The lasers in this reactor are some of the most powerful in the world, but they’re also pretty inefficient. In the end, more power was pulled from the grid than what the fusion reactions produced. And most experts agree that this version of fusion isn’t super practical for power plants, at least in the near term.
While this was a milestone, it was more symbolic than practical. And it’s notable that in the meantime, the world’s largest and most famous fusion project is languishing—the massive international collaboration ITER (International Thermonuclear Experimental Reactor) has been plagued with delays and exploding costs.

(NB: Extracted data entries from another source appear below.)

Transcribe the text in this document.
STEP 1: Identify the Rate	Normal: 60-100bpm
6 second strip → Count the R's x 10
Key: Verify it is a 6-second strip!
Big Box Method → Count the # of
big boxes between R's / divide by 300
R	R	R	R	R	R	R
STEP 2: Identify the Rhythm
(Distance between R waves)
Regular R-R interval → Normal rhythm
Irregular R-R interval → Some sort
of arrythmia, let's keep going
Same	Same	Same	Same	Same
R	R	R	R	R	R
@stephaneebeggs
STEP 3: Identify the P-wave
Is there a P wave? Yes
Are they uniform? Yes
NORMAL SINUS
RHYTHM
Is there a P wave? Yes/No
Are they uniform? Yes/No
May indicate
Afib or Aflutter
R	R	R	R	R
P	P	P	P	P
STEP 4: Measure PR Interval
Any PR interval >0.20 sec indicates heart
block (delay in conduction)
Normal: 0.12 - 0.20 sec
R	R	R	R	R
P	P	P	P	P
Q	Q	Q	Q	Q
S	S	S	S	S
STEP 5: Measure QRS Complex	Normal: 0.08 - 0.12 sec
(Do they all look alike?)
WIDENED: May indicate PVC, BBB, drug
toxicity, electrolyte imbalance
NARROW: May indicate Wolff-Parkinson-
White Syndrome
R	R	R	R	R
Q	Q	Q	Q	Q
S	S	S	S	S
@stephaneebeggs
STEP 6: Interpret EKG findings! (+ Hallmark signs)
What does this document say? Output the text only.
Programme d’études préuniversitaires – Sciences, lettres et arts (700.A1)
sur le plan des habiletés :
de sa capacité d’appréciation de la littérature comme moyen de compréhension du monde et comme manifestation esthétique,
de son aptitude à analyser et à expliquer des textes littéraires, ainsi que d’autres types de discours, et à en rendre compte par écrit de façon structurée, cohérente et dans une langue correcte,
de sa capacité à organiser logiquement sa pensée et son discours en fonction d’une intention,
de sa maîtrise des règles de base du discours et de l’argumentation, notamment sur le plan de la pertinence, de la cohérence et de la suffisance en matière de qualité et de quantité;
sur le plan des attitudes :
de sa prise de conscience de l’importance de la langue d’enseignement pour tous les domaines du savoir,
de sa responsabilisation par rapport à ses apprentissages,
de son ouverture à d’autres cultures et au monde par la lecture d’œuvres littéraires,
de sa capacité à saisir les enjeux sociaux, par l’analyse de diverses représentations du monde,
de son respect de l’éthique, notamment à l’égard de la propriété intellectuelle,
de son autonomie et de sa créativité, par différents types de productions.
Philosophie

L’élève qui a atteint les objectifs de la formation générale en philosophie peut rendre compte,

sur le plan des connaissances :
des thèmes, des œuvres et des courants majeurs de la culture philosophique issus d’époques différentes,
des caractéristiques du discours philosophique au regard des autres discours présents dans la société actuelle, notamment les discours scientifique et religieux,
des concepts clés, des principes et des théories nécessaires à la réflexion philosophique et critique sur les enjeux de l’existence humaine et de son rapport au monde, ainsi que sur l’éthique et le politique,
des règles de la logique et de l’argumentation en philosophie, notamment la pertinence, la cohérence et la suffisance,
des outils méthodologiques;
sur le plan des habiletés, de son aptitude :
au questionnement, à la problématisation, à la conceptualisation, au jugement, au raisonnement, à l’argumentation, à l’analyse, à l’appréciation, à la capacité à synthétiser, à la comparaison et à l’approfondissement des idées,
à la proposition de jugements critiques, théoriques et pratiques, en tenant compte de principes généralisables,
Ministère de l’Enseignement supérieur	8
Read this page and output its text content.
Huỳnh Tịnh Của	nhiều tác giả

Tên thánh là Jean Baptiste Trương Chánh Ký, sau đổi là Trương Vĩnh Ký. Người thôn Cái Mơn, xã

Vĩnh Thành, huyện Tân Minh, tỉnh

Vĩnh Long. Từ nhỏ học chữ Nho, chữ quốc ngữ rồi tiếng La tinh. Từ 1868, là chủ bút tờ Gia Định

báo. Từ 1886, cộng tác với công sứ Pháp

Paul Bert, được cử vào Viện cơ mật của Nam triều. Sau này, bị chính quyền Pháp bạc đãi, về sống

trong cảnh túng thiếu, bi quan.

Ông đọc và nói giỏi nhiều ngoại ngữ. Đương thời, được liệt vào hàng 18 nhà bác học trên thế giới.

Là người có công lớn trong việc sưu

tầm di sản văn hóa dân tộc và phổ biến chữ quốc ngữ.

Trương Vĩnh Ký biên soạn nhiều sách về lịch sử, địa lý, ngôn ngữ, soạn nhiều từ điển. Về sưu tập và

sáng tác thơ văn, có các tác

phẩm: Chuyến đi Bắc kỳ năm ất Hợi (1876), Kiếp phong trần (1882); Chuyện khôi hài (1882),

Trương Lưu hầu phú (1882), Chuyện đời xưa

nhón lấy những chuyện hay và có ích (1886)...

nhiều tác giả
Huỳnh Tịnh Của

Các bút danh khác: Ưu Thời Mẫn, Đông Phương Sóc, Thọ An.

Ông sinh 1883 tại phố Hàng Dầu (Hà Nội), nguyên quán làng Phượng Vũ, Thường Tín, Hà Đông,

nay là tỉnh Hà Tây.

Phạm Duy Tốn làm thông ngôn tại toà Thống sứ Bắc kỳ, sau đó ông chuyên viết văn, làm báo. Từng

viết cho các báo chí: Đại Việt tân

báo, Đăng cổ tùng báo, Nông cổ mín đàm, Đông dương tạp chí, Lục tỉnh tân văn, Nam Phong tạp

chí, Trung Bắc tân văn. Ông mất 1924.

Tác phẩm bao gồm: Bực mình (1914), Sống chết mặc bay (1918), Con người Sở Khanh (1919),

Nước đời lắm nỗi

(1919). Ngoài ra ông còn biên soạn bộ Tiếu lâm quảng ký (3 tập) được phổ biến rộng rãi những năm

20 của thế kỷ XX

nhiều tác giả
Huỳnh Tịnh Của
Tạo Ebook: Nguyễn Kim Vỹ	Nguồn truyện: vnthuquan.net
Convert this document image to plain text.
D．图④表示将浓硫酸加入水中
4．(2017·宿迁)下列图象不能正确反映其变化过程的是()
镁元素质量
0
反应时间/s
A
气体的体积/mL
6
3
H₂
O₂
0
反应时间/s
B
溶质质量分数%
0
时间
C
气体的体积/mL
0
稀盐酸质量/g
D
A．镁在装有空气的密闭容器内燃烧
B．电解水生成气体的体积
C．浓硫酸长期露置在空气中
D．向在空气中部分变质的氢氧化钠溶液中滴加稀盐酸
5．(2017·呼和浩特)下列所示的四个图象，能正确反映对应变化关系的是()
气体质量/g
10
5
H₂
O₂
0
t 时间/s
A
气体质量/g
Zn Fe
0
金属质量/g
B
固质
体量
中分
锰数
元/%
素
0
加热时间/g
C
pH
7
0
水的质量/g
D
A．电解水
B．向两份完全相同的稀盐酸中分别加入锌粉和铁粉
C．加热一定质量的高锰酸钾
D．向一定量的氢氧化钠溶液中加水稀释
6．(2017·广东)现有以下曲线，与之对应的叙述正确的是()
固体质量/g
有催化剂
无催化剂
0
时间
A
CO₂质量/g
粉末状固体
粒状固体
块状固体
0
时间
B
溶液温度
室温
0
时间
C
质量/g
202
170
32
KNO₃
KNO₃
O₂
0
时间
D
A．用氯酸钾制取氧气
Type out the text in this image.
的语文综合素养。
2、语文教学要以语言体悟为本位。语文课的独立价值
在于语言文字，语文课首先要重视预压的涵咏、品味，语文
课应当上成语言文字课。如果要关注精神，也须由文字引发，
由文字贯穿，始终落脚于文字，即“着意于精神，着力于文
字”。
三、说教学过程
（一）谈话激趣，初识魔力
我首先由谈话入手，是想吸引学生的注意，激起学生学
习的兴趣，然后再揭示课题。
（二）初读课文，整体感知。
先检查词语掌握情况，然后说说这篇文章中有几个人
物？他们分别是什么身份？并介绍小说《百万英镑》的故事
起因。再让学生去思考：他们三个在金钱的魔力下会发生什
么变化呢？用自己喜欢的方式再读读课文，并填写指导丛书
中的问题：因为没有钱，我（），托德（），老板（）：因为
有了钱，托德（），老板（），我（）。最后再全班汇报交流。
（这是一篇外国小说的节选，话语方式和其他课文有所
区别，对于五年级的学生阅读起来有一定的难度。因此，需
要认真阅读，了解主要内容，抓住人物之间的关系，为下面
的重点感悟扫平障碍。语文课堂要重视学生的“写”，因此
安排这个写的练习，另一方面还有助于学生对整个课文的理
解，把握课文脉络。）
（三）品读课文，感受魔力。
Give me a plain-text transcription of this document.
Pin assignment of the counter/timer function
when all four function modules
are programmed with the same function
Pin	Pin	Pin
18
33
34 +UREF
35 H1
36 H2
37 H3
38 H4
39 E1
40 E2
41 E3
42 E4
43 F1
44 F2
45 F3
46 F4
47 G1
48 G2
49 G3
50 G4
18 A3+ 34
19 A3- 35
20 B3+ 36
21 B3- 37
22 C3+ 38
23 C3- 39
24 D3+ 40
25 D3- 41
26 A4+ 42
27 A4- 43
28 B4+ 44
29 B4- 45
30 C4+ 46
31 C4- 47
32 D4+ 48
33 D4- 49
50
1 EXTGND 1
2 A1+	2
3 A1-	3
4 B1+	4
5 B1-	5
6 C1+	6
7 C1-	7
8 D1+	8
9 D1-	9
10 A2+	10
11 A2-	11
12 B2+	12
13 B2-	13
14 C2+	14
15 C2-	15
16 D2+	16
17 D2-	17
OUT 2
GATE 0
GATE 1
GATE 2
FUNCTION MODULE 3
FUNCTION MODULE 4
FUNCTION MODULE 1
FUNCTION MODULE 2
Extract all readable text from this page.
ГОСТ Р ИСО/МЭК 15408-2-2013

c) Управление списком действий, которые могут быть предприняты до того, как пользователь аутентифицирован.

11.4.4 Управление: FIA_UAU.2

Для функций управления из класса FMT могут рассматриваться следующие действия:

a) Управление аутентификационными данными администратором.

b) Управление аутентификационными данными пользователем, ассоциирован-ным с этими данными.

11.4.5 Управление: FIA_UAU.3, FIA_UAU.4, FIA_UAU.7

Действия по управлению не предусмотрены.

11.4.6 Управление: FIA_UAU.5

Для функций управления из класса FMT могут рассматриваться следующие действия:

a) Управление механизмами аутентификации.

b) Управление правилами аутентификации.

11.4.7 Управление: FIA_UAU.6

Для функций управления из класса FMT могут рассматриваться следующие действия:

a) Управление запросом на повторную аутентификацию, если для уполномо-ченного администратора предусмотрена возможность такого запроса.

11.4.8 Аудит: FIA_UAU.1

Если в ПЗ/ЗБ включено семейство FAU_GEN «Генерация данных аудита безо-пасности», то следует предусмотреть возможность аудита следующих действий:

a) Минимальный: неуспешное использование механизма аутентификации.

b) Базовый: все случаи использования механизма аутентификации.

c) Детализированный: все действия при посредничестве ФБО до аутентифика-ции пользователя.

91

But amid slow progress from national and international research efforts, the private sector has shown a lot of interest in fusion power. Cumulative investment reached $6.2 billion earlier this year. Investors are still putting money into the technology, with many citing the need for innovative climate technologies and recent progress in the private sector.
While no private fusion company has achieved net energy (or at least, hasn’t announced it), there have been some milestones to mark. Commonwealth Fusion Systems has broken records for magnetic field strength with its new superconductor materials, a technology that could be the key to making fusion work economically at scale. Other startups, like TAE Technologies, have celebrated temperatures of 75 million °C, or even hotter, another key stepping stone to reaching viable fusion reactors.
I think it’s exciting to see more startups jumping in on fusion energy. There’s a sense of urgency from these companies, because they need to make progress and continue raising money or risk going out of business.